Nickel steel is much used on account of its high strength. The most usual alloy, perhaps, is the one which contains about 3½ per cent of nickel. This is in addition to the carbon which may vary between .15 per cent and ½ per cent. This 3½ per cent of nickel adds several thousand pounds per square inch in strength to the steel, and when tempered, both the strength and toughness are greatly improved.

Nickel steels of these compositions can readily be forged and rolled. They are used for drop forgings, machine parts, engine and automobile parts, in seamless tubes and for bridge members of great span.

Nickel will not rust so it does not surprise one that with 22 per cent or more of nickel the steel is almost immune from ordinary corrosion. Steels containing from 25 to 46 per cent nickel are variously used for resistance wire, for valve stems, valves for motors, etc. The 36 per cent nickel steel is the alloy, “Invar,” which has such slight expansion and contraction with heat and cold that it is used for clock pendulums, watch parts and for parts of measuring instruments.

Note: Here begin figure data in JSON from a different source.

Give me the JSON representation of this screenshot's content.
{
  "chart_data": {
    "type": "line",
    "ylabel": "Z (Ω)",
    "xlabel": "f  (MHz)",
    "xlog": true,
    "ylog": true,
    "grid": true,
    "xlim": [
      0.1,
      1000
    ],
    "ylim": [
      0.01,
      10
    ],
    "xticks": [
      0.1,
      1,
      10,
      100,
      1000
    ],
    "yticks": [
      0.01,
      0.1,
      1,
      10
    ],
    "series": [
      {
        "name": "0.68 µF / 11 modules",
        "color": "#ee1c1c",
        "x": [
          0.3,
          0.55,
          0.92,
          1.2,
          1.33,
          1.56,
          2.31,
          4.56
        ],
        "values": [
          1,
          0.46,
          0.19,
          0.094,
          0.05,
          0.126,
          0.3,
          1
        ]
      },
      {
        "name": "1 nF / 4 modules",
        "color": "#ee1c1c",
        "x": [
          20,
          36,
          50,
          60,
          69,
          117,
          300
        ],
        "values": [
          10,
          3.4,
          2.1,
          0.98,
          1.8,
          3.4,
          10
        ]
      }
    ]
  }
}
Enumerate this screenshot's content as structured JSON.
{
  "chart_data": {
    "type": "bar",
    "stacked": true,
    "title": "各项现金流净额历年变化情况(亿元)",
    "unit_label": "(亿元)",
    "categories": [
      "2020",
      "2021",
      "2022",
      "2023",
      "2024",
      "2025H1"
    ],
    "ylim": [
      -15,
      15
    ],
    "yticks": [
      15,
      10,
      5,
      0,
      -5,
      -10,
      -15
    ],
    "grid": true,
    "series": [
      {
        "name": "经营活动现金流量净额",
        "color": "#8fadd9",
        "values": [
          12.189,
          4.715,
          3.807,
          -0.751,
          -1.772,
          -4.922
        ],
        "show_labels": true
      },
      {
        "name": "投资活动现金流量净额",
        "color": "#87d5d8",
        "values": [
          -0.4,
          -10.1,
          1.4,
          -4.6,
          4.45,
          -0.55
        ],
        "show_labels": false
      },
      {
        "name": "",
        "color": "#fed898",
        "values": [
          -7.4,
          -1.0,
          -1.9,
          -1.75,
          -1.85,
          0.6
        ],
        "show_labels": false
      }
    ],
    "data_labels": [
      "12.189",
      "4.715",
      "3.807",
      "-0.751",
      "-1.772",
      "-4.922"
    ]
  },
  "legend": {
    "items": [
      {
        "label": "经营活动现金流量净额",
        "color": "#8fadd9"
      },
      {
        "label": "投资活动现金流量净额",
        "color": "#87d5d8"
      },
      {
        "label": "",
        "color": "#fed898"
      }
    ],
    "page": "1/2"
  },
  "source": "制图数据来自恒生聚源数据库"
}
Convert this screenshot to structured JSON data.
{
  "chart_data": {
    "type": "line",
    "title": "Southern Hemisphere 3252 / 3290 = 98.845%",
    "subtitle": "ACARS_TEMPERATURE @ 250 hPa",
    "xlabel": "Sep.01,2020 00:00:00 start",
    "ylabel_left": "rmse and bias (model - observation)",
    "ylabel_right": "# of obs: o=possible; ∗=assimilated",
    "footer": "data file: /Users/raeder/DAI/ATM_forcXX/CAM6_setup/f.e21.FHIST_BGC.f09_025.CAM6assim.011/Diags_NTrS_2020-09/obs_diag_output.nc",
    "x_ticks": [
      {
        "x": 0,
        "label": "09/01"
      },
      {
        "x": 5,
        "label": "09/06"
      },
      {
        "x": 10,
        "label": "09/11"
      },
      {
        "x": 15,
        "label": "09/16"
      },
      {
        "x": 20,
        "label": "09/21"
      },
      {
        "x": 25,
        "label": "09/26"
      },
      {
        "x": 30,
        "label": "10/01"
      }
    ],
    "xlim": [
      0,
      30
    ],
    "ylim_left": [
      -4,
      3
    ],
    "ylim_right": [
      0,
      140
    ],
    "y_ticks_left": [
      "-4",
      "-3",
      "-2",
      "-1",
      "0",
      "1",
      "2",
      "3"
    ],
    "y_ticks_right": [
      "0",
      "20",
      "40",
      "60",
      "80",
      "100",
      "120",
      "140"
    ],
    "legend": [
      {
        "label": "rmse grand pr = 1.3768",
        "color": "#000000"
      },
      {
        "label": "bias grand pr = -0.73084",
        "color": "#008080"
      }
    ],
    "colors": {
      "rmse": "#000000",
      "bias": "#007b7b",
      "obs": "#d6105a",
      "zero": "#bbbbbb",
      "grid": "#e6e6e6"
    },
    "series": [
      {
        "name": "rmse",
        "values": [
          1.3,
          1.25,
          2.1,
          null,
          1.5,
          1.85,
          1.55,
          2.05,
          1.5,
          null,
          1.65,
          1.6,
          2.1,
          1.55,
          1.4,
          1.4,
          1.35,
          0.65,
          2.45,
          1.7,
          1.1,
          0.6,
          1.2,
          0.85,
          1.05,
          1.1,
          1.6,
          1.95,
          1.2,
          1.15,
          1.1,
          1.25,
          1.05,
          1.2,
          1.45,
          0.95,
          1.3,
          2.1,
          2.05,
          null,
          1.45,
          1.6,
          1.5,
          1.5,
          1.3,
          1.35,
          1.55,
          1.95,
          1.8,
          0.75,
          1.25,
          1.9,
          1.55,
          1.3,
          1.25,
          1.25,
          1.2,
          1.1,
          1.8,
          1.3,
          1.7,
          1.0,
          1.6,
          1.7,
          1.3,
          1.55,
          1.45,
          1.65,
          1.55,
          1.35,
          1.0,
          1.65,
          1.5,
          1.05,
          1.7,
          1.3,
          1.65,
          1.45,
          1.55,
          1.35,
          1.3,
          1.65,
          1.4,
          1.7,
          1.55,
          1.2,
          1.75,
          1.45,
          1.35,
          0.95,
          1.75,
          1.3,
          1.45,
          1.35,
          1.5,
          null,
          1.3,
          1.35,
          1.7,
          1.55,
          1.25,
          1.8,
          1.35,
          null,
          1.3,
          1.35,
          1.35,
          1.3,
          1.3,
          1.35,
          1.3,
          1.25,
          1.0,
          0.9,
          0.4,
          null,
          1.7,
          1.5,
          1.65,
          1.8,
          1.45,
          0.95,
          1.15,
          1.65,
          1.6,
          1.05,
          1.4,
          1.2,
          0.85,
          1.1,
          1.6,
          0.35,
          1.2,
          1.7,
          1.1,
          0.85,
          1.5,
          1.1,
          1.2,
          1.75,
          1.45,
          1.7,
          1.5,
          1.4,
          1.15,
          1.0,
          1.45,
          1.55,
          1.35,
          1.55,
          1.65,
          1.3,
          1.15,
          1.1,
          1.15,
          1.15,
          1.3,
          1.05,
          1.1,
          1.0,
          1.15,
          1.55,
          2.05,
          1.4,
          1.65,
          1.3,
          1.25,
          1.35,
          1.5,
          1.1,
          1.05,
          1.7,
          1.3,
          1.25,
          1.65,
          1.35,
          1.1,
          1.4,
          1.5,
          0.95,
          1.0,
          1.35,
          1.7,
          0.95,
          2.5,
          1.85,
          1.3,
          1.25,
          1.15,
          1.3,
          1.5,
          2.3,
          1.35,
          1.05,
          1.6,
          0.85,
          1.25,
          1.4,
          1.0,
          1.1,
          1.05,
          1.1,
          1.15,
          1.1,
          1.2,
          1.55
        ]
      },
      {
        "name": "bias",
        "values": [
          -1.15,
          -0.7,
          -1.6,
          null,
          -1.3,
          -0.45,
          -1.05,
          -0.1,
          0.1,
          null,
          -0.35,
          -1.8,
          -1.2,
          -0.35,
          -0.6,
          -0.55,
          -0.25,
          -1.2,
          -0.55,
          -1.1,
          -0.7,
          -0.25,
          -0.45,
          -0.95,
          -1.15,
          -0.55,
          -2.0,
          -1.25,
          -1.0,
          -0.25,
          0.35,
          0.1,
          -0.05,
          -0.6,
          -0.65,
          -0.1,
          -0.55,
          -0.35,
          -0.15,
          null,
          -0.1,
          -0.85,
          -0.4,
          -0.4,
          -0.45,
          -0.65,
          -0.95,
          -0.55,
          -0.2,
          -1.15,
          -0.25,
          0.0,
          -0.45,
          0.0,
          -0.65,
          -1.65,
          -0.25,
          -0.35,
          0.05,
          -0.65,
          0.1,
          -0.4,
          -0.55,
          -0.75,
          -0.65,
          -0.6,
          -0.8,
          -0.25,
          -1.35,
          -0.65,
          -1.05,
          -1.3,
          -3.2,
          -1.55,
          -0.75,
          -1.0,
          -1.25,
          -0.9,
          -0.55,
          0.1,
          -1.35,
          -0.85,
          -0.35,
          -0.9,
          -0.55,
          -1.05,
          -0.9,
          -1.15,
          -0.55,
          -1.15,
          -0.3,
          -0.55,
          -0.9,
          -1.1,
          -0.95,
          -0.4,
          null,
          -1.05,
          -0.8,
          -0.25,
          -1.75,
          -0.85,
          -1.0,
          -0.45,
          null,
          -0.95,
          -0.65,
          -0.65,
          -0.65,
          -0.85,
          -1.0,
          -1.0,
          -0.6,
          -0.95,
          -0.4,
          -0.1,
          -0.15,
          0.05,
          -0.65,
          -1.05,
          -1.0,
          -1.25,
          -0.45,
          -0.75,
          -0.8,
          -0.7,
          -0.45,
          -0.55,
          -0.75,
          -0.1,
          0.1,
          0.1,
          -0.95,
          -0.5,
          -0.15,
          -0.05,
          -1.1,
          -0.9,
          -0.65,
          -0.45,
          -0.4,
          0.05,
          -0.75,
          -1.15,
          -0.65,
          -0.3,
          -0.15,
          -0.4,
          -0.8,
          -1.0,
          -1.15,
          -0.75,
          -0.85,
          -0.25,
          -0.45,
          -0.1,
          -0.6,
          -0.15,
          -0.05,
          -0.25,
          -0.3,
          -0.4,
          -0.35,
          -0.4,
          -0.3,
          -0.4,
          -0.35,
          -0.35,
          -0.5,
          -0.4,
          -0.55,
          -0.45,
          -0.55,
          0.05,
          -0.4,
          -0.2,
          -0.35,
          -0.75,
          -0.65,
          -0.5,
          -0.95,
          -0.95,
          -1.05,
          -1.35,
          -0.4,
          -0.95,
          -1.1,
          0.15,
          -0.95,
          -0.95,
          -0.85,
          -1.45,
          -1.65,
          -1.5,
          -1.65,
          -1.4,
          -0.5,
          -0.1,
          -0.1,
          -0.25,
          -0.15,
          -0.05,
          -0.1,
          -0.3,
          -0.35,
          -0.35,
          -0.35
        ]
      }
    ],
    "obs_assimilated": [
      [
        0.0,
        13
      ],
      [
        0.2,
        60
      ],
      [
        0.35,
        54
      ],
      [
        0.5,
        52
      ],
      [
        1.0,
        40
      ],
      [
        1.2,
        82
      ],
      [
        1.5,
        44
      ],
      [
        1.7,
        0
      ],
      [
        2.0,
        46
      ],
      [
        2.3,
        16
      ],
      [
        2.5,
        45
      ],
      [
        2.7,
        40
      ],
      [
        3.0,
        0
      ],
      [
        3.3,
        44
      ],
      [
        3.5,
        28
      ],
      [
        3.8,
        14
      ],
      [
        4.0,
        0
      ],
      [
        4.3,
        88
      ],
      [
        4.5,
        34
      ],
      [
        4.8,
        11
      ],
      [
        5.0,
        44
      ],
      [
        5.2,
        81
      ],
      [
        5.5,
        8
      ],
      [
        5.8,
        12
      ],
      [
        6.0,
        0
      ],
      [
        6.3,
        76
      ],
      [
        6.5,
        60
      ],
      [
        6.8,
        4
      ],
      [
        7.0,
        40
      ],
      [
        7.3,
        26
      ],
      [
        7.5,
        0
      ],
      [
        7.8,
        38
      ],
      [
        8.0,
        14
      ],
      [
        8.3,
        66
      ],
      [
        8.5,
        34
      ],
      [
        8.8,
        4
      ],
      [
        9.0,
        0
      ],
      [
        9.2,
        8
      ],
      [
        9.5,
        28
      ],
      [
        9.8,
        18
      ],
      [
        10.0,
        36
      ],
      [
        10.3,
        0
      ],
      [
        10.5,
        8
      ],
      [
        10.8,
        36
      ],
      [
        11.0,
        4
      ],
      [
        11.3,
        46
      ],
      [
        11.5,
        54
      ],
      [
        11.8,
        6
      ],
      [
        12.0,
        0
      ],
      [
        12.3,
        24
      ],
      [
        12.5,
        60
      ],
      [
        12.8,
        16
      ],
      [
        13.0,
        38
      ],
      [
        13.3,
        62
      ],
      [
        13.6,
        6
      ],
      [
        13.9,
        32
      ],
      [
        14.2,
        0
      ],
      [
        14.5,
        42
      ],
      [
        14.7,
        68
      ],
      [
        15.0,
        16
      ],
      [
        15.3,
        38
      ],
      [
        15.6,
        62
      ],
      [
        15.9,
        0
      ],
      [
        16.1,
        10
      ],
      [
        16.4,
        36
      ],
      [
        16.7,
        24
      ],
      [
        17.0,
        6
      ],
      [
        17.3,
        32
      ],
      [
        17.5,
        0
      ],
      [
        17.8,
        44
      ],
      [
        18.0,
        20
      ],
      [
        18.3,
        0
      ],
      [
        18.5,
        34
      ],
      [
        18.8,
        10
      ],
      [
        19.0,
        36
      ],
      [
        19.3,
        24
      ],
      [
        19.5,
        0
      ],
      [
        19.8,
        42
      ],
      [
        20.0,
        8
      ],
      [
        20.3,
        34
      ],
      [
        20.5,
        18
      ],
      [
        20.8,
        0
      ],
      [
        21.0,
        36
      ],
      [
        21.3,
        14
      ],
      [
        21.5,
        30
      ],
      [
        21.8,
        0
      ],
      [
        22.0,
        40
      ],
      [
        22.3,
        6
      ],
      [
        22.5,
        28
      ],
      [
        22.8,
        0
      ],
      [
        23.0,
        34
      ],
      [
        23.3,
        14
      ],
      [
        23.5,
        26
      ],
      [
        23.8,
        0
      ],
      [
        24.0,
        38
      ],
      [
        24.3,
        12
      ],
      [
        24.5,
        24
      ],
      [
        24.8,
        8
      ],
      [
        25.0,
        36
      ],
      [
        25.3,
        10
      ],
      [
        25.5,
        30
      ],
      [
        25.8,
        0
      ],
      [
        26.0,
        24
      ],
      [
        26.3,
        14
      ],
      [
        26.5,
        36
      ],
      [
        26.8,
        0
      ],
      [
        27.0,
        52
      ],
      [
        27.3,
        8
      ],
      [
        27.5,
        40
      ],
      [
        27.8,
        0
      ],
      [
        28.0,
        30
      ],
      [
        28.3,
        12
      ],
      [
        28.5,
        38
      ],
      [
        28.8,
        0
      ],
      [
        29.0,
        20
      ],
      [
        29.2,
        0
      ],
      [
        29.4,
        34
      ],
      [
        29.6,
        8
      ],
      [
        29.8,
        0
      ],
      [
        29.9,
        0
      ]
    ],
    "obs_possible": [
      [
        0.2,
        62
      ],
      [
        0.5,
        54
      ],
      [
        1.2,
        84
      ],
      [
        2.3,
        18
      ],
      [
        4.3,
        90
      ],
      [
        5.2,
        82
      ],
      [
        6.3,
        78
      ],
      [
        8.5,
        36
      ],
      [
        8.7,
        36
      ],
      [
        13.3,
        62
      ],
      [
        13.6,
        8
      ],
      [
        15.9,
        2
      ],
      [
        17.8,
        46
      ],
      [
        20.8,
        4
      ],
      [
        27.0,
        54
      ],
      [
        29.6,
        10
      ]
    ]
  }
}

Forty-six per cent nickel steel is called “Platinite.” It has practically the same rates of expansion and contraction with heat and cold as glass and for this reason it finds extensive use in incandescent electric lamps. Wires of the alloy are fused into the glass bases and connect with the filaments in place of the expensive platinum which formerly was used.

As remarked above, the 13 per cent to 15 per cent nickel-iron alloys soften with quenching but not with annealing. The 15 per cent nickel steel has the highest strength of the nickel-iron-carbon series. Though nickel and iron are each strongly magnetic, alloys of the two which contain 24 per cent or more of nickel are not magnetic.